Mr. Bullace couldn’t or wouldn’t tell her. “There’s nothing really the matter with him,” he said. “In some ways you’ll find him . . . oh . . . kind—extraordinarily kind. I don’t want to prejudice you against him.”

“But that’s what you are doing, Mr. Bullace,” she said.

“I want you to start with a clean sheet, so to speak. I want you to be happy at Luguru. I don’t see why you shouldn’t, I don’t really.”

And by that she knew that he did. Indeed I pity little Mr. Bullace under Eva’s eyes.

James was different, very different. He mopped up all that Mr. Bullace could tell him about the people: how this village chief was a reliable man; how another was suspected of backslidings; a third, regrettably, a thief. James took shorthand notes in a penny exercise-book. But he couldn’t help noticing how ill and haggard Mr. Bullace looked.

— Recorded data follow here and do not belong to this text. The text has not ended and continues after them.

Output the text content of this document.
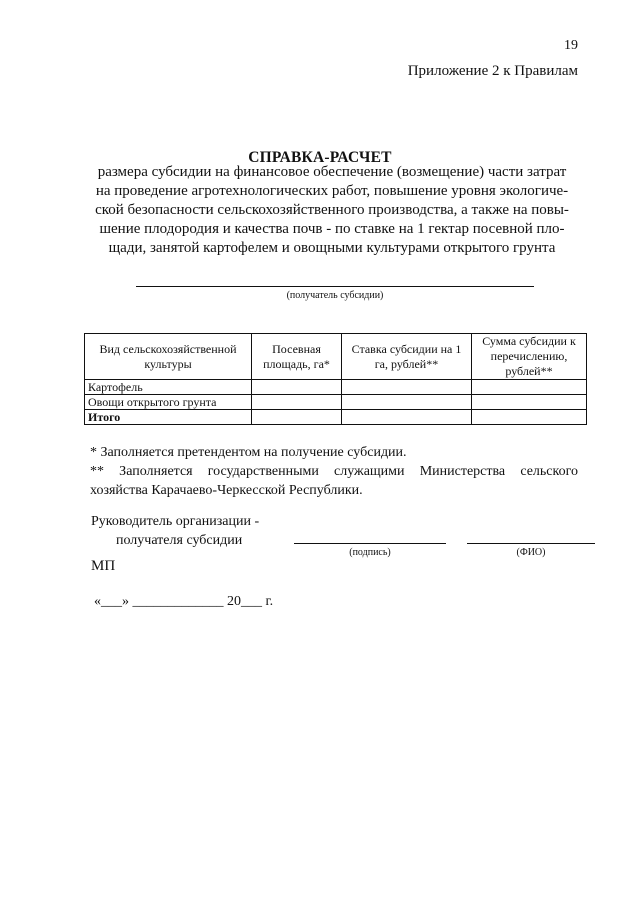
19
Приложение 2 к Правилам
СПРАВКА-РАСЧЕТ
размера субсидии на финансовое обеспечение (возмещение) части затрат
на проведение агротехнологических работ, повышение уровня экологиче-
ской безопасности сельскохозяйственного производства, а также на повы-
шение плодородия и качества почв - по ставке на 1 гектар посевной пло-
щади, занятой картофелем и овощными культурами открытого грунта
(получатель субсидии)
Вид сельскохозяйственной культуры	Посевная площадь, га*	Ставка субсидии на 1 га, рублей**	Сумма субсидии к перечислению, рублей**
Картофель			
Овощи открытого грунта			
Итого			

* Заполняется претендентом на получение субсидии.

** Заполняется государственными служащими Министерства сельского хозяйства Карачаево-Черкесской Республики.

Руководитель организации -
получателя субсидии
(подпись)	(ФИО)
МП
«___» _____________ 20___ г.
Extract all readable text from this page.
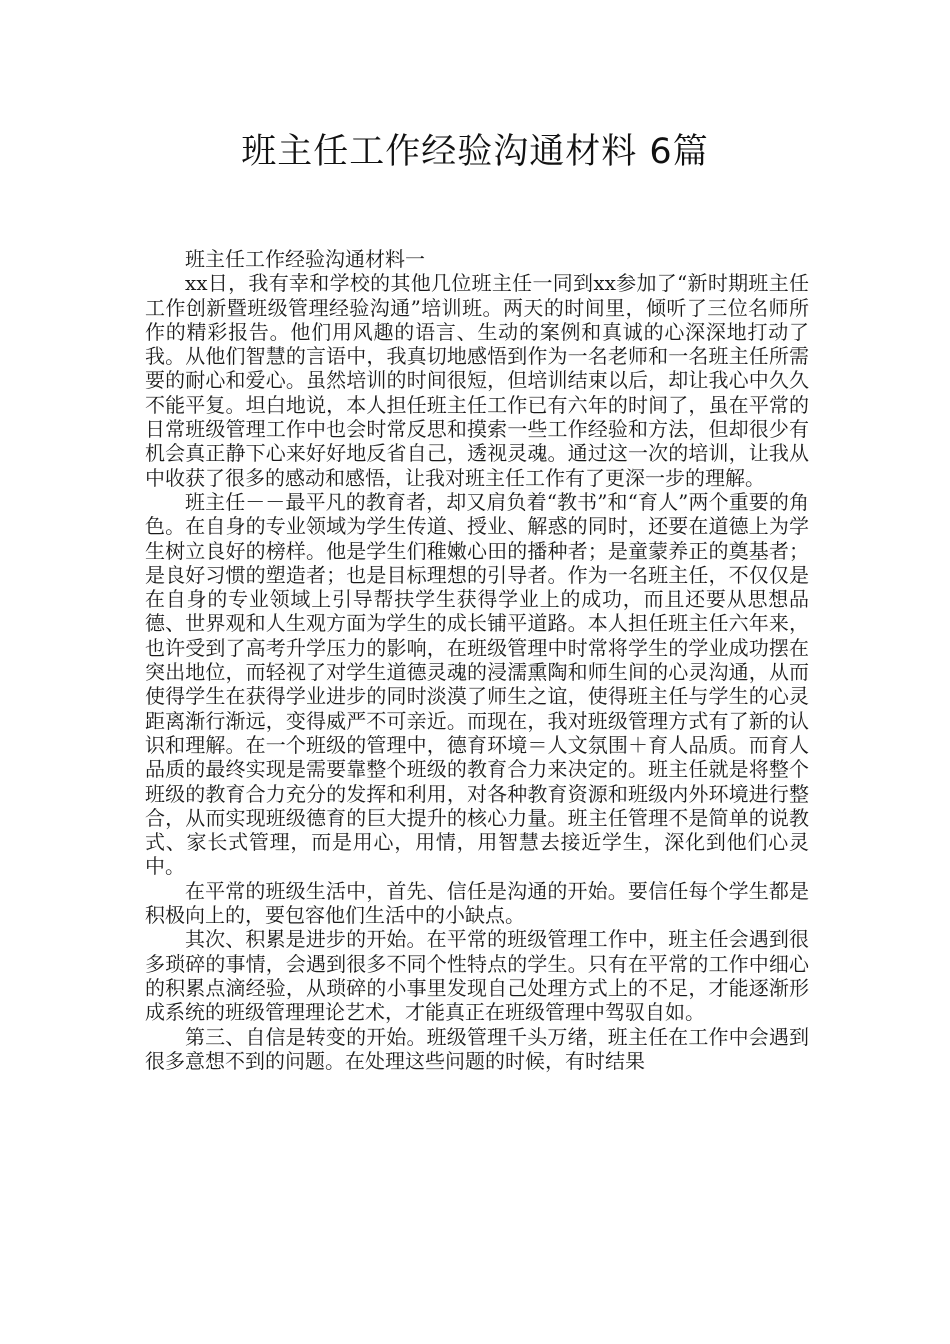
班主任工作经验沟通材料 6篇

班主任工作经验沟通材料一

xx日，我有幸和学校的其他几位班主任一同到xx参加了“新时期班主任工作创新暨班级管理经验沟通”培训班。两天的时间里，倾听了三位名师所作的精彩报告。他们用风趣的语言、生动的案例和真诚的心深深地打动了我。从他们智慧的言语中，我真切地感悟到作为一名老师和一名班主任所需要的耐心和爱心。虽然培训的时间很短，但培训结束以后，却让我心中久久不能平复。坦白地说，本人担任班主任工作已有六年的时间了，虽在平常的日常班级管理工作中也会时常反思和摸索一些工作经验和方法，但却很少有机会真正静下心来好好地反省自己，透视灵魂。通过这一次的培训，让我从中收获了很多的感动和感悟，让我对班主任工作有了更深一步的理解。

班主任－－最平凡的教育者，却又肩负着“教书”和“育人”两个重要的角色。在自身的专业领域为学生传道、授业、解惑的同时，还要在道德上为学生树立良好的榜样。他是学生们稚嫩心田的播种者；是童蒙养正的奠基者；是良好习惯的塑造者；也是目标理想的引导者。作为一名班主任，不仅仅是在自身的专业领域上引导帮扶学生获得学业上的成功，而且还要从思想品德、世界观和人生观方面为学生的成长铺平道路。本人担任班主任六年来，也许受到了高考升学压力的影响，在班级管理中时常将学生的学业成功摆在突出地位，而轻视了对学生道德灵魂的浸濡熏陶和师生间的心灵沟通，从而使得学生在获得学业进步的同时淡漠了师生之谊，使得班主任与学生的心灵距离渐行渐远，变得威严不可亲近。而现在，我对班级管理方式有了新的认识和理解。在一个班级的管理中，德育环境＝人文氛围＋育人品质。而育人品质的最终实现是需要靠整个班级的教育合力来决定的。班主任就是将整个班级的教育合力充分的发挥和利用，对各种教育资源和班级内外环境进行整合，从而实现班级德育的巨大提升的核心力量。班主任管理不是简单的说教式、家长式管理，而是用心，用情，用智慧去接近学生，深化到他们心灵中。

在平常的班级生活中，首先、信任是沟通的开始。要信任每个学生都是积极向上的，要包容他们生活中的小缺点。

其次、积累是进步的开始。在平常的班级管理工作中，班主任会遇到很多琐碎的事情，会遇到很多不同个性特点的学生。只有在平常的工作中细心的积累点滴经验，从琐碎的小事里发现自己处理方式上的不足，才能逐渐形成系统的班级管理理论艺术，才能真正在班级管理中驾驭自如。

第三、自信是转变的开始。班级管理千头万绪，班主任在工作中会遇到很多意想不到的问题。在处理这些问题的时候，有时结果
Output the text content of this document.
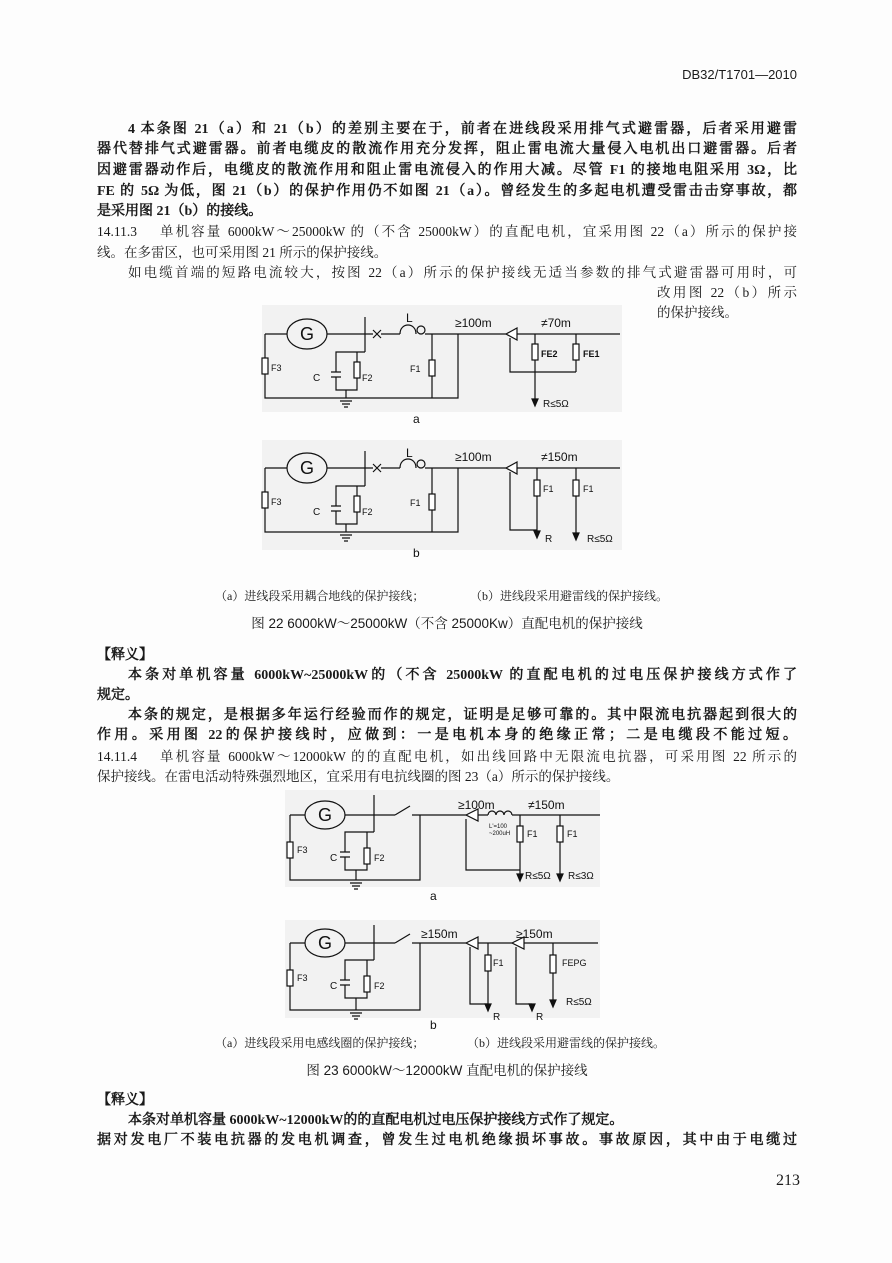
DB32/T1701—2010
4 本条图 21（a）和 21（b）的差别主要在于，前者在进线段采用排气式避雷器，后者采用避雷
器代替排气式避雷器。前者电缆皮的散流作用充分发挥，阻止雷电流大量侵入电机出口避雷器。后者
因避雷器动作后，电缆皮的散流作用和阻止雷电流侵入的作用大减。尽管 F1 的接地电阻采用 3Ω，比
FE 的 5Ω 为低，图 21（b）的保护作用仍不如图 21（a）。曾经发生的多起电机遭受雷击击穿事故，都
是采用图 21（b）的接线。
14.11.3 单机容量 6000kW～25000kW 的（不含 25000kW）的直配电机，宜采用图 22（a）所示的保护接
线。在多雷区，也可采用图 21 所示的保护接线。
如电缆首端的短路电流较大，按图 22（a）所示的保护接线无适当参数的排气式避雷器可用时，可
改用图 22（b）所示
的保护接线。
G
L	≥100m	≠70m
F3
C	F2
F1
FE2	FE1
R≤5Ω
a
G
L	≥100m	≠150m
F3
C	F2
F1
F1	F1
R	R≤5Ω
b
（a）进线段采用耦合地线的保护接线；	（b）进线段采用避雷线的保护接线。
图 22 6000kW～25000kW（不含 25000Kw）直配电机的保护接线
【释义】
本条对单机容量 6000kW~25000kW的（不含 25000kW 的直配电机的过电压保护接线方式作了
规定。
本条的规定，是根据多年运行经验而作的规定，证明是足够可靠的。其中限流电抗器起到很大的
作用。采用图 22的保护接线时，应做到：一是电机本身的绝缘正常；二是电缆段不能过短。
14.11.4 单机容量 6000kW～12000kW 的的直配电机，如出线回路中无限流电抗器，可采用图 22 所示的
保护接线。在雷电活动特殊强烈地区，宜采用有电抗线圈的图 23（a）所示的保护接线。
G
F3
C	F2
≥100m	≠150m
L'=100
~200uH F1	F1
R≤5Ω R≤3Ω
a
G
F3
C	F2
≥150m	≥150m
F1	FEPG
R	R
R≤5Ω
b
（a）进线段采用电感线圈的保护接线；	（b）进线段采用避雷线的保护接线。
图 23 6000kW～12000kW 直配电机的保护接线
【释义】
本条对单机容量 6000kW~12000kW的的直配电机过电压保护接线方式作了规定。
据对发电厂不装电抗器的发电机调查，曾发生过电机绝缘损坏事故。事故原因，其中由于电缆过
213
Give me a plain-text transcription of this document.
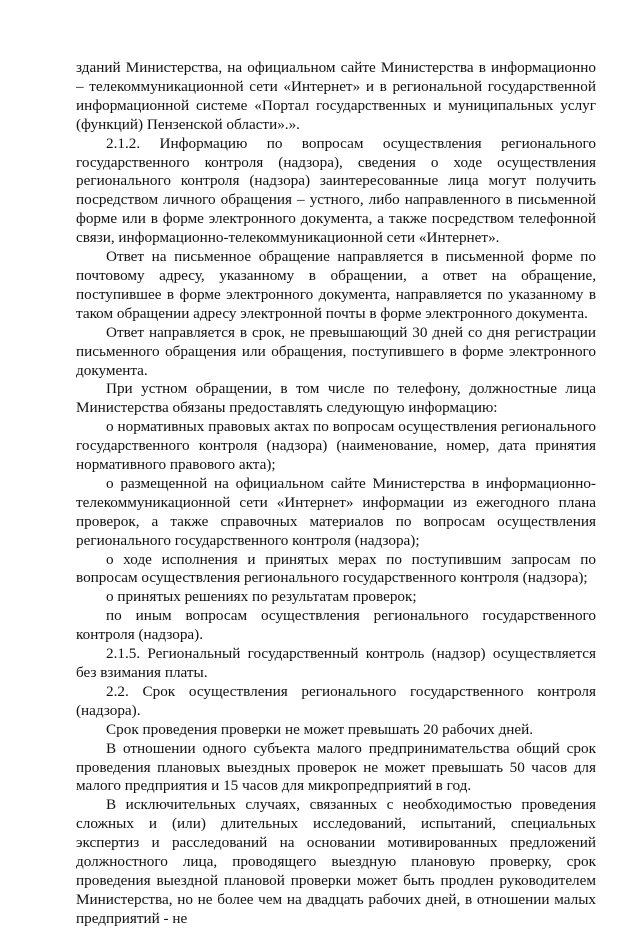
зданий Министерства, на официальном сайте Министерства в информационно – телекоммуникационной сети «Интернет» и в региональной государственной информационной системе «Портал государственных и муниципальных услуг (функций) Пензенской области».».

2.1.2. Информацию по вопросам осуществления регионального государственного контроля (надзора), сведения о ходе осуществления регионального контроля (надзора) заинтересованные лица могут получить посредством личного обращения – устного, либо направленного в письменной форме или в форме электронного документа, а также посредством телефонной связи, информационно-телекоммуникационной сети «Интернет».

Ответ на письменное обращение направляется в письменной форме по почтовому адресу, указанному в обращении, а ответ на обращение, поступившее в форме электронного документа, направляется по указанному в таком обращении адресу электронной почты в форме электронного документа.

Ответ направляется в срок, не превышающий 30 дней со дня регистрации письменного обращения или обращения, поступившего в форме электронного документа.

При устном обращении, в том числе по телефону, должностные лица Министерства обязаны предоставлять следующую информацию:

о нормативных правовых актах по вопросам осуществления регионального государственного контроля (надзора) (наименование, номер, дата принятия нормативного правового акта);

о размещенной на официальном сайте Министерства в информационно-телекоммуникационной сети «Интернет» информации из ежегодного плана проверок, а также справочных материалов по вопросам осуществления регионального государственного контроля (надзора);

о ходе исполнения и принятых мерах по поступившим запросам по вопросам осуществления регионального государственного контроля (надзора);

о принятых решениях по результатам проверок;

по иным вопросам осуществления регионального государственного контроля (надзора).

2.1.5. Региональный государственный контроль (надзор) осуществляется без взимания платы.

2.2. Срок осуществления регионального государственного контроля (надзора).

Срок проведения проверки не может превышать 20 рабочих дней.

В отношении одного субъекта малого предпринимательства общий срок проведения плановых выездных проверок не может превышать 50 часов для малого предприятия и 15 часов для микропредприятий в год.

В исключительных случаях, связанных с необходимостью проведения сложных и (или) длительных исследований, испытаний, специальных экспертиз и расследований на основании мотивированных предложений должностного лица, проводящего выездную плановую проверку, срок проведения выездной плановой проверки может быть продлен руководителем Министерства, но не более чем на двадцать рабочих дней, в отношении малых предприятий - не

“The work has told on you,” he said.

Yes, Mr. Bullace admitted, the work had told on him. “But you,” he said, “will not be so lonely. Loneliness counts for a lot. That and fever. Have you plenty of quinine?”

“I am ready to face that sort of thing,” said James. “One reckons with that from the start.” He even glowed in anticipation. He would have blessed malaria as a means to salvation. Eva, listening to his enthusiasms, and what she took to be Mr. Bullace’s gently evasive replies, smiled to herself. She wondered where she came in.